Synopses & Reviews
Comic books and graphic novels, known collectively as graphica, have long been popular with teenagers and adults. Recently graphica has grown in popularity with younger readers as well, motivating and engaging some of our most reluctant readers who often shun traditional texts. While some teachers have become curious about graphica's potential, many are confused by the overwhelming number of new titles and series, in both fiction and nonfiction, and are unsure of its suitability and function in their classrooms.
Drawing on his own success using graphica with elementary students, literacy coach Terry Thompson introduces reading teachers to this popular medium and suggests sources of appropriate graphica for the classroom and for particular students. Taking cues from research that supports the use of graphica with students, Terry shows how this exciting medium fits into the literacy framework and correlates with best practices in comprehension, vocabulary, and fluency instruction. Adventures in Graphica contains numerous, easy-to-replicate, instructional strategies, including examples of how graphic texts can be used to create a bridge as students transfer abstract comprehension strategies learned through comics and graphic novels to traditional texts.
Adventures in Graphica provides a roadmap for teachers to the medium that the New York Times recently hailed as possibly the next new literary form.
Synopsis
Two challenging classroom goals--to teach fluency and to motivate readers--can be reached through graphica--which includes graphic novels and comic books. Literacy specialist Terry Thompson presents a classroom environment where struggling and reluctant readers are eager to read, learn, and engage--and reach fluency. He explains how this exciting medium can be worked into literary frameworks for second through sixth grades. Thompson includes real-life classroom examples and touches on all potential uses, including how ESL students are aided in understanding idiomatic expressions through analyzing the illustration to text correlations. The appendix has several resources including comic book element templates, graphic organizers, blackline masters, and a summary of graphica history.
Synopsis
Graphica is a medium of literature that integrates pictures and words and arranges them to tell a story or convey information, usually presented in a comic strip, periodical, or book form - AKA "comics". It's no surprise comics have long been popular with kids and adults; some of our greatest heroes were introduced to us in comic form. Drawing on his own success using graphica with elementary students, literacy coach Terry Thompson introduces reading teachers to this popular medium in Adventures in Graphica: Using Comics and Graphic Novels to Teach Comprehension, Grades 2-6.

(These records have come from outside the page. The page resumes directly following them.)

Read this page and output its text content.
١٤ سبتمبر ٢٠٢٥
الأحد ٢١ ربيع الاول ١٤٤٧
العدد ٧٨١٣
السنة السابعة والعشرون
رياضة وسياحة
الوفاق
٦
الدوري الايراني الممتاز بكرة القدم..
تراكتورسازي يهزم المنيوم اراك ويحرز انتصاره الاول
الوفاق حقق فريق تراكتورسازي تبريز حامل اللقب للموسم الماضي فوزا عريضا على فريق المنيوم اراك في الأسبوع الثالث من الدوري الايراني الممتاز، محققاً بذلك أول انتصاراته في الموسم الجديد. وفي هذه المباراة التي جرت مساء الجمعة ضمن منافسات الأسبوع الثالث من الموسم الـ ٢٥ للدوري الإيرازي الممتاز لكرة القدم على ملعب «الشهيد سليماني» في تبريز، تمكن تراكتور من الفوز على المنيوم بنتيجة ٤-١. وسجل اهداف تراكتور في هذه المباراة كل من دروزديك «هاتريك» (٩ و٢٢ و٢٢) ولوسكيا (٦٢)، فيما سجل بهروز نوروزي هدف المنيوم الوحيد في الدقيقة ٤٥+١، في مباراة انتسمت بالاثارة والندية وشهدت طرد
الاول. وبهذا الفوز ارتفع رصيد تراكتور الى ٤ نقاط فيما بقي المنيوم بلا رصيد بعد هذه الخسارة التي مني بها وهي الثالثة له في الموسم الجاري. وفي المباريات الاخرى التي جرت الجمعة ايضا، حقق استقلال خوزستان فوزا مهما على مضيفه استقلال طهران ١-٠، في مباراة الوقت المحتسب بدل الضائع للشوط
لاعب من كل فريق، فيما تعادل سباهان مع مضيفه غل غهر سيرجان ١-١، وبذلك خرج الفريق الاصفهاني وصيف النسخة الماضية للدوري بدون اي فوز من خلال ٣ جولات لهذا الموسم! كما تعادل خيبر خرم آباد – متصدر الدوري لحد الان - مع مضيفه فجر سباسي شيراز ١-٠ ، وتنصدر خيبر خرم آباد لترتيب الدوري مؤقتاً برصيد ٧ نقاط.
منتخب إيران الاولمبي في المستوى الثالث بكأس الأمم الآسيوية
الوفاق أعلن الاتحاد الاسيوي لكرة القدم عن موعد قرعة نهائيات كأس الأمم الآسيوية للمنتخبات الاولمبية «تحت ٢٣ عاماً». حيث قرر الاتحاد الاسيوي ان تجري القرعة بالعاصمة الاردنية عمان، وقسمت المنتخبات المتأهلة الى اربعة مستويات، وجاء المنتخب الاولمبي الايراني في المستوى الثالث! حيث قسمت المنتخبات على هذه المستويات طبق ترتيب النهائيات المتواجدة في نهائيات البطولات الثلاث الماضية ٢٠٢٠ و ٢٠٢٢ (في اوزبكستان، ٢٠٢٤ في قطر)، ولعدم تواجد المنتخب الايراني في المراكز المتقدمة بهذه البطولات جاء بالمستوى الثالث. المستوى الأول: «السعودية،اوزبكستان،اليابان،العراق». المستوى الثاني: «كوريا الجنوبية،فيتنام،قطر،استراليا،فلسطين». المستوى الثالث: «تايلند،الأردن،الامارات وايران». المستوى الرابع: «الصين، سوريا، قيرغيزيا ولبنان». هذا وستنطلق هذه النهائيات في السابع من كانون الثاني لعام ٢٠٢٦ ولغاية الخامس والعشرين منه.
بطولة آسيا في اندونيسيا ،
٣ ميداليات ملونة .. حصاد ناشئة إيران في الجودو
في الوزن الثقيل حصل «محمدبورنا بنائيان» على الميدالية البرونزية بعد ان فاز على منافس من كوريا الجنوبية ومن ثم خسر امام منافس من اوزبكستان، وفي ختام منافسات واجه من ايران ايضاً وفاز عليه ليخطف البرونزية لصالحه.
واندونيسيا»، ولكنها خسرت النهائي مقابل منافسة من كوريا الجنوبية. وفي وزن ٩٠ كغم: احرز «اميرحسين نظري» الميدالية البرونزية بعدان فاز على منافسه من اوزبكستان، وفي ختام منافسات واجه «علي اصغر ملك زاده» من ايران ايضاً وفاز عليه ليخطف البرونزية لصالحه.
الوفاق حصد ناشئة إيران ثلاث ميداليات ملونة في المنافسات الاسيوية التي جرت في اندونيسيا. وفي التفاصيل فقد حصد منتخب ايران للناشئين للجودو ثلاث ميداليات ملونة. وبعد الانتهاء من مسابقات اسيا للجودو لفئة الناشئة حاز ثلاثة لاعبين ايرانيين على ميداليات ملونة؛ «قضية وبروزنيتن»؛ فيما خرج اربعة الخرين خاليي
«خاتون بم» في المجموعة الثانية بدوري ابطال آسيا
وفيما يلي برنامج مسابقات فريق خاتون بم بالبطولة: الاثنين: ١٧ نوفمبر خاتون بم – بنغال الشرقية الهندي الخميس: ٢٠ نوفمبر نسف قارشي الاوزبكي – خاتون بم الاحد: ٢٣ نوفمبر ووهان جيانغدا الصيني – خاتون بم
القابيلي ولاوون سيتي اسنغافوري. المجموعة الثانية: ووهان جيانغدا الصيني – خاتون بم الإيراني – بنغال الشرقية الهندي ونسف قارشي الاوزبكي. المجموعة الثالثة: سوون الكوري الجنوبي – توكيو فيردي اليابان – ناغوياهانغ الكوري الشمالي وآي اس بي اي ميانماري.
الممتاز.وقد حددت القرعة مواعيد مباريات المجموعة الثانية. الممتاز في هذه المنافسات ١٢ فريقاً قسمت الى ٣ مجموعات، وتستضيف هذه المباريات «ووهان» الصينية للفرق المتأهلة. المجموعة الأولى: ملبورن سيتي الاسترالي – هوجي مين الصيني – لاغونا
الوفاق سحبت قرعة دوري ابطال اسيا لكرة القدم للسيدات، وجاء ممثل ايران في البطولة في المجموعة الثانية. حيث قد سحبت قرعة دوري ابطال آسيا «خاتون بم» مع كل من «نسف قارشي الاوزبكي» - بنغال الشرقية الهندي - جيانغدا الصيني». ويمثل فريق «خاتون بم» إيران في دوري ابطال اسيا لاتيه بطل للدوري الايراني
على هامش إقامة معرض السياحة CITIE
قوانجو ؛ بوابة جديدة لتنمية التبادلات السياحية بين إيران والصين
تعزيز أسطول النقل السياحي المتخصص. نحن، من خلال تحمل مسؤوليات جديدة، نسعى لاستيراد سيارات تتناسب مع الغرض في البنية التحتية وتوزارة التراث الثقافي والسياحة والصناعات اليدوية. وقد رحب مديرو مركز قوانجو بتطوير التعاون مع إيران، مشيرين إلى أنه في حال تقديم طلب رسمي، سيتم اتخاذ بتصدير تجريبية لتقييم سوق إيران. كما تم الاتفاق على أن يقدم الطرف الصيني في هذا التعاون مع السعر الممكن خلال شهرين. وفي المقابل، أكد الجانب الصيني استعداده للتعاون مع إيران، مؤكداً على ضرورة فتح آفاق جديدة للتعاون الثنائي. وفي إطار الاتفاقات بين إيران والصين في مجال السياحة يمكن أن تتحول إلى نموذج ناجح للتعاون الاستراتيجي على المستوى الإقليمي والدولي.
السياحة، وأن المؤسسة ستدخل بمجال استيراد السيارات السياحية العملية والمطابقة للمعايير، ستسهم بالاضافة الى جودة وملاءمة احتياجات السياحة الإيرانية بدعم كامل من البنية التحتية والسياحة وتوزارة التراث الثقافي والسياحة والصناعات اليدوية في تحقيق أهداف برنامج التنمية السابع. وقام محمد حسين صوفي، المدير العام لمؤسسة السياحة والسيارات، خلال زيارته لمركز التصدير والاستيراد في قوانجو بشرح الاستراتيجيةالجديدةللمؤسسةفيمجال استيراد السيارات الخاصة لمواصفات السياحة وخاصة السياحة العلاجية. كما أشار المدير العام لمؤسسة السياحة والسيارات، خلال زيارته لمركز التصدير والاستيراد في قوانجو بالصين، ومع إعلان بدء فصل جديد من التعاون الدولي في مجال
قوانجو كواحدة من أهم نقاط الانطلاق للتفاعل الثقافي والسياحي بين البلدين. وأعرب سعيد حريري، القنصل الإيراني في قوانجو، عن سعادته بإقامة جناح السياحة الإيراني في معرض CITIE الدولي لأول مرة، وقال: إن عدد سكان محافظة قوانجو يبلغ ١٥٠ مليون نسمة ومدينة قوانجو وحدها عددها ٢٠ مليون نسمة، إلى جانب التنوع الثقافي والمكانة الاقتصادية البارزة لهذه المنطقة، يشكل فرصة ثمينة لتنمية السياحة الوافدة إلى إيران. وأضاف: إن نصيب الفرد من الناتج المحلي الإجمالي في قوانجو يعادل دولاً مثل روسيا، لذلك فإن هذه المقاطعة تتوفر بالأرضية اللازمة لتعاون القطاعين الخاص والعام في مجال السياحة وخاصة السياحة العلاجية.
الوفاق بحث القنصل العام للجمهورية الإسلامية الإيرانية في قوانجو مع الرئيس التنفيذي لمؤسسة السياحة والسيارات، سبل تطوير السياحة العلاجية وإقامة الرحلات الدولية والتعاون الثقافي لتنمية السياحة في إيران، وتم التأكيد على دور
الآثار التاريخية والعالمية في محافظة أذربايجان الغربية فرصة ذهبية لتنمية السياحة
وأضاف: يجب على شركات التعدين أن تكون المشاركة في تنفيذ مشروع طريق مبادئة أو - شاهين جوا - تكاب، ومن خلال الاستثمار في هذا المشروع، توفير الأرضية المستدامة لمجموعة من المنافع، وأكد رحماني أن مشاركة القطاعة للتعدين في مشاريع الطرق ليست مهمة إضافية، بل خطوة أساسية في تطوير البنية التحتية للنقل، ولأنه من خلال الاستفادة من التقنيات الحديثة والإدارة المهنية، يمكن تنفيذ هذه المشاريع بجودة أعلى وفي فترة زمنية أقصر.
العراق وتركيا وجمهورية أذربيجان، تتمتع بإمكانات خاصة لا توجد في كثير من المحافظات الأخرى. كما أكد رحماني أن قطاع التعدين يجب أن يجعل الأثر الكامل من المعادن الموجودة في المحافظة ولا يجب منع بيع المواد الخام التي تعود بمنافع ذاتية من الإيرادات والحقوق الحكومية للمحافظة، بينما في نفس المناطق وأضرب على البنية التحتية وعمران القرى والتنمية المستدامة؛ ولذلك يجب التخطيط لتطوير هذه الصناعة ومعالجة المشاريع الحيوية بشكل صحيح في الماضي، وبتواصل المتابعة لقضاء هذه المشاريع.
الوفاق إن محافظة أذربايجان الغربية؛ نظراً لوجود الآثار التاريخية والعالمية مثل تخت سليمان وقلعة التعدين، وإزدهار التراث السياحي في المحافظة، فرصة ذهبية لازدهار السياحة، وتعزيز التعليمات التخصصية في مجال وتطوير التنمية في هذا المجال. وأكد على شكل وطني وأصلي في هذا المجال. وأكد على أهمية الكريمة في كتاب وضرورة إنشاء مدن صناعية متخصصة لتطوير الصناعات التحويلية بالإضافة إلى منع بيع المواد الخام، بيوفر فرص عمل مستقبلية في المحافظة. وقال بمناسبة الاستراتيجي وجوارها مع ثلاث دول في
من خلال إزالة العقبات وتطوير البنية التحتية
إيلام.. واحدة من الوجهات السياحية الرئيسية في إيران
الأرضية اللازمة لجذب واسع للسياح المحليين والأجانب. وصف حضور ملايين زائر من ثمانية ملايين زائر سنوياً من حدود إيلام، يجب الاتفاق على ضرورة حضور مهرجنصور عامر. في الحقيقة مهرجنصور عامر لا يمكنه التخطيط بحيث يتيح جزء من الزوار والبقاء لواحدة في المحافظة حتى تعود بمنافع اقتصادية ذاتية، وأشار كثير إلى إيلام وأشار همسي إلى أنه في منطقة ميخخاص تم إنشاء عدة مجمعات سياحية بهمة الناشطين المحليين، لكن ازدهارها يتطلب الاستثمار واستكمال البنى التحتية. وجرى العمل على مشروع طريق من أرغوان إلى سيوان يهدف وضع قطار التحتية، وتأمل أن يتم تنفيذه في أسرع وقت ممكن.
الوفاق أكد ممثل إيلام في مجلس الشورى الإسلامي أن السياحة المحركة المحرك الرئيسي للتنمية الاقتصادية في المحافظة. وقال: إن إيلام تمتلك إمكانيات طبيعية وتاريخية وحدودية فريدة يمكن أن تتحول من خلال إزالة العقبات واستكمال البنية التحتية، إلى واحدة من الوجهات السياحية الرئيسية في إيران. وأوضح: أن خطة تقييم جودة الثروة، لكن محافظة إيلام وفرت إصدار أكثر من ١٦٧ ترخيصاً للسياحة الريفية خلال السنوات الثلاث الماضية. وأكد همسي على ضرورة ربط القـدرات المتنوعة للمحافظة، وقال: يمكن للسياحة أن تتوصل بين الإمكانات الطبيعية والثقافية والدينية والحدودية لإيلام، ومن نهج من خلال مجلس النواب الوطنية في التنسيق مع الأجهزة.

In his book, Thompson explains how graphica can be an engaging and motivating tool for reluctant readers who often shun traditional texts. He suggests sources of appropriate graphica for the classroom and demonstrates how to fit this medium into the literacy framework and correlates with best practices in comprehension, vocabulary, and fluency instruction.
Adventures in Graphica contains numerous, easy-to-replicate, instructional strategies, including examples of how graphic texts can be used to create a bridge and students transfer abstract comprehension strategies learned through comics and graphic novels to traditional texts. It is an excellent roadmap for teachers looking to add graphica to their classrooms.